Ein fürstliches Gehalt für den Geschäftsführer, Niedriglöhne und Überstunden für die Beschäftigten: Ändern wird sich daran nur etwas, wenn sich die Mitarbeiter wehren. Aber der gewerkschaftliche Organisationsgrad in den Elbe Kliniken ist gering: In Stade liegt er unter fünf Prozent, in Buxtehude unter zehn. „Der Gesamtbetriebsratsvorsitzende und einige andere Betriebsratsmitglieder sind zwar ver.di – Mitglieder und engagieren sich bei bundesweiten Aktionen“, so die Gewerkschaftssekretärin Erika Czerny-Gewalt, aber die Gewerkschaft als Interessenvertretung sei in den Kliniken ansonsten „wenig präsent“.
In den Ostemed-Klinken in der Nachbarschaft, bei denen sich die Elbe Kliniken eingekauft haben, sieht das anders aus: Knapp die Hälfte der Beschäftigten ist gewerkschaftlich organisiert.
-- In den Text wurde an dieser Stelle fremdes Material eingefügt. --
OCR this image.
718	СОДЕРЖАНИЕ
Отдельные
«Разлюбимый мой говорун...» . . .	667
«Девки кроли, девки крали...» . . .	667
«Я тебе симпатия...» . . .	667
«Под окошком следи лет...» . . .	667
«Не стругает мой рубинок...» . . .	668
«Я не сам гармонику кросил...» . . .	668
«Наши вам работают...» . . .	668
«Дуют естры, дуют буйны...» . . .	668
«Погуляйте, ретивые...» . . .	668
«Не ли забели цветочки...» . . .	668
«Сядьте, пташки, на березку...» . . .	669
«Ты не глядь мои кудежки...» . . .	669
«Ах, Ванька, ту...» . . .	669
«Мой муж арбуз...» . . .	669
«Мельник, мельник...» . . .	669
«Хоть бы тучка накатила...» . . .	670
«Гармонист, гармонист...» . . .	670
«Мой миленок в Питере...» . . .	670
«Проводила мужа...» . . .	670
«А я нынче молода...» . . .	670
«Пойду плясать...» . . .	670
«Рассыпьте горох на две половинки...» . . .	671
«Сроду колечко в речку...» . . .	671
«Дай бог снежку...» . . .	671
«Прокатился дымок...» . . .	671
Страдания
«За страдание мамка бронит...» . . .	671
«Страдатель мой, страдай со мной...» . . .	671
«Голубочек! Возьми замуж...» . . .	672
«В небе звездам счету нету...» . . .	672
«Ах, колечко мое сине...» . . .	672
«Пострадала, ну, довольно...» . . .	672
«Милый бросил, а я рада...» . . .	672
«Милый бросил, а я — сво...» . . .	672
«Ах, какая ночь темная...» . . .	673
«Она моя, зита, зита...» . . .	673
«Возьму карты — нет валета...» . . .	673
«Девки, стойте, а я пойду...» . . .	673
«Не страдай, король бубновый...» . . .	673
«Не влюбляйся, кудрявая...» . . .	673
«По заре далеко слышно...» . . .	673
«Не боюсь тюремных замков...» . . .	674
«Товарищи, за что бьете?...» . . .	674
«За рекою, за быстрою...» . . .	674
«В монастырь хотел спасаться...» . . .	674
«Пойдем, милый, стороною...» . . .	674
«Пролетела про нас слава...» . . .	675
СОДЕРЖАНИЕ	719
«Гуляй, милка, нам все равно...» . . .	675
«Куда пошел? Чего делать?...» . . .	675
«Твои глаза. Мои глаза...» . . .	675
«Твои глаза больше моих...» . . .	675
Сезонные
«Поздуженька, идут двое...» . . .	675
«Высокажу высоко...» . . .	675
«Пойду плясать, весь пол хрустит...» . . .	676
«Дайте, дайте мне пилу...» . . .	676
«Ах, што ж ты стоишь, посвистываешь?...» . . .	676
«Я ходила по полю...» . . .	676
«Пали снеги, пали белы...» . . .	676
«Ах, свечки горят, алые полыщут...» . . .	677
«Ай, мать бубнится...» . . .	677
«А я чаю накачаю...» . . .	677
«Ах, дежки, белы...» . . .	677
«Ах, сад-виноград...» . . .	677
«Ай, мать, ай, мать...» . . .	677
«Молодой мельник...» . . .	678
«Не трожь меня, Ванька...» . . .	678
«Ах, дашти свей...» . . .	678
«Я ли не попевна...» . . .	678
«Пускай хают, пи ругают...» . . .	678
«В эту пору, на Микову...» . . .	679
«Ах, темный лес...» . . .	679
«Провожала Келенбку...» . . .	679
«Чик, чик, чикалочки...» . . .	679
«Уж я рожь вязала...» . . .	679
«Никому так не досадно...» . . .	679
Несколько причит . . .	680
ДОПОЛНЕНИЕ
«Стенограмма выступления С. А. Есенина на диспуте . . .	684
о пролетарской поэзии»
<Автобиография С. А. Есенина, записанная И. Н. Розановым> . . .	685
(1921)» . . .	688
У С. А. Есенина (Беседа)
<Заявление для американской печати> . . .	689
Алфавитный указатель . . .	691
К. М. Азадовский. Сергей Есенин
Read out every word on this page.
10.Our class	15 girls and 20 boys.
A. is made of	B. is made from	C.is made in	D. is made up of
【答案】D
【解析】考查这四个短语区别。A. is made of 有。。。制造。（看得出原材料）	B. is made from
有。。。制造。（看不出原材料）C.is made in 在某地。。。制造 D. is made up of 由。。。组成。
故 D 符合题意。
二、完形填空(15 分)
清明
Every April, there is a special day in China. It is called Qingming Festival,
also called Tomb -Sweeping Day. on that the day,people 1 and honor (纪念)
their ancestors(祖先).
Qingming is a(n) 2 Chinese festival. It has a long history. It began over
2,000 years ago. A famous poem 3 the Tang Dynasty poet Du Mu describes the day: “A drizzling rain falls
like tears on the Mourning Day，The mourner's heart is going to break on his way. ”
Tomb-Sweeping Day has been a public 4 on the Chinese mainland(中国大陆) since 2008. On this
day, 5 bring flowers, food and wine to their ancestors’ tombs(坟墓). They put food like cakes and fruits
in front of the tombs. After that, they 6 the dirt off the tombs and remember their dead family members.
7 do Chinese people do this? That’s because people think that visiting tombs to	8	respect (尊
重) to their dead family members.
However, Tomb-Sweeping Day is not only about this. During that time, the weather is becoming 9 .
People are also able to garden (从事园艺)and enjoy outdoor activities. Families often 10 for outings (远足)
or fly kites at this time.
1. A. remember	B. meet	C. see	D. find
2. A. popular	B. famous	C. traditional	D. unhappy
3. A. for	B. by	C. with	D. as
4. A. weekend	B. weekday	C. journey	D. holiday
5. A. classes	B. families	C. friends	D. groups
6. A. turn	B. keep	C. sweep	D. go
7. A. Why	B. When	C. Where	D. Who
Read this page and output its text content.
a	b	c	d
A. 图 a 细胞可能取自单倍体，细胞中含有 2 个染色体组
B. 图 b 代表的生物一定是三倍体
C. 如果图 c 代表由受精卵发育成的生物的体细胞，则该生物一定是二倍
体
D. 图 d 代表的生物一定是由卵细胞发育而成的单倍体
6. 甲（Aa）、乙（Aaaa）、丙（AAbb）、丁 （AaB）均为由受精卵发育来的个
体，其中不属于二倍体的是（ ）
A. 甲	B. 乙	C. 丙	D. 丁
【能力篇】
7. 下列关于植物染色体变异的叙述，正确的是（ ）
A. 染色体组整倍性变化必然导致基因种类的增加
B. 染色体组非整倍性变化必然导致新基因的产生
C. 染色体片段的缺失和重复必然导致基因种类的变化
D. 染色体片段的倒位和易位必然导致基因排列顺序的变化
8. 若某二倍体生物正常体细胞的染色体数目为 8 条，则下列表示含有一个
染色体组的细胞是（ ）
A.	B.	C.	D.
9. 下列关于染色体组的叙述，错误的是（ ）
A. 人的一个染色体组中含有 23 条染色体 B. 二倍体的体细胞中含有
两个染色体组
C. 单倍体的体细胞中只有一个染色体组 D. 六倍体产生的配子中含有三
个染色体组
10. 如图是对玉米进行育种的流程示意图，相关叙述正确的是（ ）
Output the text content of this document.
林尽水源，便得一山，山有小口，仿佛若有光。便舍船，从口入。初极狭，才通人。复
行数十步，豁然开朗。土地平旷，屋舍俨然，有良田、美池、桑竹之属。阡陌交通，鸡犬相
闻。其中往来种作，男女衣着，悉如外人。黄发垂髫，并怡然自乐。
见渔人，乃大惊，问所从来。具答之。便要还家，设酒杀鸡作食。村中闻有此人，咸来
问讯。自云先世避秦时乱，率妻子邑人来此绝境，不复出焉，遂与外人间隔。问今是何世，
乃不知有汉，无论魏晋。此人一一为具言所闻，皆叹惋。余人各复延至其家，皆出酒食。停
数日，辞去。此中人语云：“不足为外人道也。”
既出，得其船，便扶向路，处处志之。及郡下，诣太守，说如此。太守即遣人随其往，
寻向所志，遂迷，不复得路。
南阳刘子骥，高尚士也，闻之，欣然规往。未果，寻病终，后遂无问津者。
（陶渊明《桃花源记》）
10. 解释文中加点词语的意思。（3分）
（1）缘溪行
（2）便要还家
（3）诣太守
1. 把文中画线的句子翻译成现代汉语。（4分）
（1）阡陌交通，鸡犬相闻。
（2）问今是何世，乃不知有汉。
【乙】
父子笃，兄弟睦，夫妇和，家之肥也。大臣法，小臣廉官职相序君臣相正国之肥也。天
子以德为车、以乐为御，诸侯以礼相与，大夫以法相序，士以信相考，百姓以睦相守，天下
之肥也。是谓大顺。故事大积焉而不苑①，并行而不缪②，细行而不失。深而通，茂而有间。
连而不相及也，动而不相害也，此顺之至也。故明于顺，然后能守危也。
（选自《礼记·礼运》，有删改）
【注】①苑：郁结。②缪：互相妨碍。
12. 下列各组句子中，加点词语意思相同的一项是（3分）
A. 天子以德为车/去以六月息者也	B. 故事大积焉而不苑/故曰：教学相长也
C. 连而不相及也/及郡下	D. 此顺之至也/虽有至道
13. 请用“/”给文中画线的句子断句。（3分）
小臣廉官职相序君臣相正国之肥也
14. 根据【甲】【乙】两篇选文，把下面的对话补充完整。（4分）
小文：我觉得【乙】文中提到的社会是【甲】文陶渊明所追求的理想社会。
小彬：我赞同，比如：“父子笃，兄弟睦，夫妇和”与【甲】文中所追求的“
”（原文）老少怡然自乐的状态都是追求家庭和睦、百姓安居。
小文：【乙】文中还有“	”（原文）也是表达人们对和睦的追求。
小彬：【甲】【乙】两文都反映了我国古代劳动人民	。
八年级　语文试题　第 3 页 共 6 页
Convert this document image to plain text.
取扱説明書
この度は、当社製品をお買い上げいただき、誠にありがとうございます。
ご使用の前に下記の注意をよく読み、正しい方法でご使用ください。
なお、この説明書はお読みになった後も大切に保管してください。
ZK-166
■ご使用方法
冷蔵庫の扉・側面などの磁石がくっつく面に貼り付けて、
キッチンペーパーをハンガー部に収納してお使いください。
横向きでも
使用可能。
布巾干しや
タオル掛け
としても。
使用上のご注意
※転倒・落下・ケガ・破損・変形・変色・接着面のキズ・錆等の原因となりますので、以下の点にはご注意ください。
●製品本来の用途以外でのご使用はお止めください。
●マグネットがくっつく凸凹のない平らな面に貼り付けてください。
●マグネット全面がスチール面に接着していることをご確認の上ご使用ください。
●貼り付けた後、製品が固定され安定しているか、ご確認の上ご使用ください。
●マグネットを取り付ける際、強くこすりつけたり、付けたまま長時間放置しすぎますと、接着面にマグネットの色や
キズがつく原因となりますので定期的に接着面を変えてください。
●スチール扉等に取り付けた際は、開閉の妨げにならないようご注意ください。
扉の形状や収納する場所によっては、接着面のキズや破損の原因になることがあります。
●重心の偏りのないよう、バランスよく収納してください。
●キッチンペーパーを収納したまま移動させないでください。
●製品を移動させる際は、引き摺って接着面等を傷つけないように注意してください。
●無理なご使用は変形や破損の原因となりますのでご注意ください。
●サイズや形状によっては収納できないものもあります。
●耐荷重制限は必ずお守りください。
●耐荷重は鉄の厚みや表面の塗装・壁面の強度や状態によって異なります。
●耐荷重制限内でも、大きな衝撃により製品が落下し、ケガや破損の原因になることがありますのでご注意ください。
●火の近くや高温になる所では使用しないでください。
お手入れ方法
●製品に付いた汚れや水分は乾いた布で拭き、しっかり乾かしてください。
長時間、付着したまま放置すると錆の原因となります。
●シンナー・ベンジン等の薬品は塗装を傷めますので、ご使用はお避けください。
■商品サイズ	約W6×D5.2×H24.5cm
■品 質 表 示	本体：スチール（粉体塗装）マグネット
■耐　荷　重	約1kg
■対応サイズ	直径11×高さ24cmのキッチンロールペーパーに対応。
Es gab einen Haustarifvertrag, der über dem Lohnniveau der Elbekliniken lag, und der nun gekündigt ist. Eine organisatorische Einheit werden die Elbe- und Ostemedklinken voraussichtlich nicht bilden, sondern zwei verschiedene Aufsichtsräte sollen über die GmbHs wachen. Bei den Ostemed-Kliniken werden die Beschäftigten einen neuen Haustarifvertrag erwarten – ob die Geschäftsführung der Elbe Kliniken als Mehrheitseignerin dafür grünes Licht gibt und dadurch möglicherweise Begehrlichkeiten bei den Beschäftigten der Elbe Kliniken weckt, steht auf einem anderen Blatt.
Immerhin sind für dieses Jahr auch bei den Elbe Kliniken in Stade seit langer Zeit wieder reguläre Betriebsversammlungen angekündigt und die Mitglieder der Dienstleistungsgewerkschaft der beiden Klinken planen eine gemeinsame Versammlung, um mangelnde Transparenz, Überstunden, Unterbezahlung und andere Missstände anzugehen. „Ich wünsche mir viel mehr gewerkschaftliches Engagement“ so die Gewerkschaftssekretärin Erika Czerny-Gewalt, die auf eine rege Beteiligung bei der Versammlung hofft. Ihr Ziel sei es, „mittelfristig wieder eine Tarifbindung hinzubekommen“. Die Mehrzahl der Betriebe in ihrem Betreuungsbereich – Altenheime, Wohlfahrtsverbände, Kliniken – seien nicht tarifgebunden. Deshalb hätte eine Tarifbindung bei den großen Elbe-Kliniken „Vorbildcharakter“ für die anderen Betriebe. „Aber solange der Mitgliederbestand dort nicht erheblich steigt, werden wir den Arbeitgeber nicht zu Tarifverhandlungen auffordern können“, erklärt die Gewerkschaftssekretärin, „wir wären nicht durchsetzungsfähig. Die Beschäftigten haben es also selber in Hand, wieder zu Tarifverträgen zu kommen“.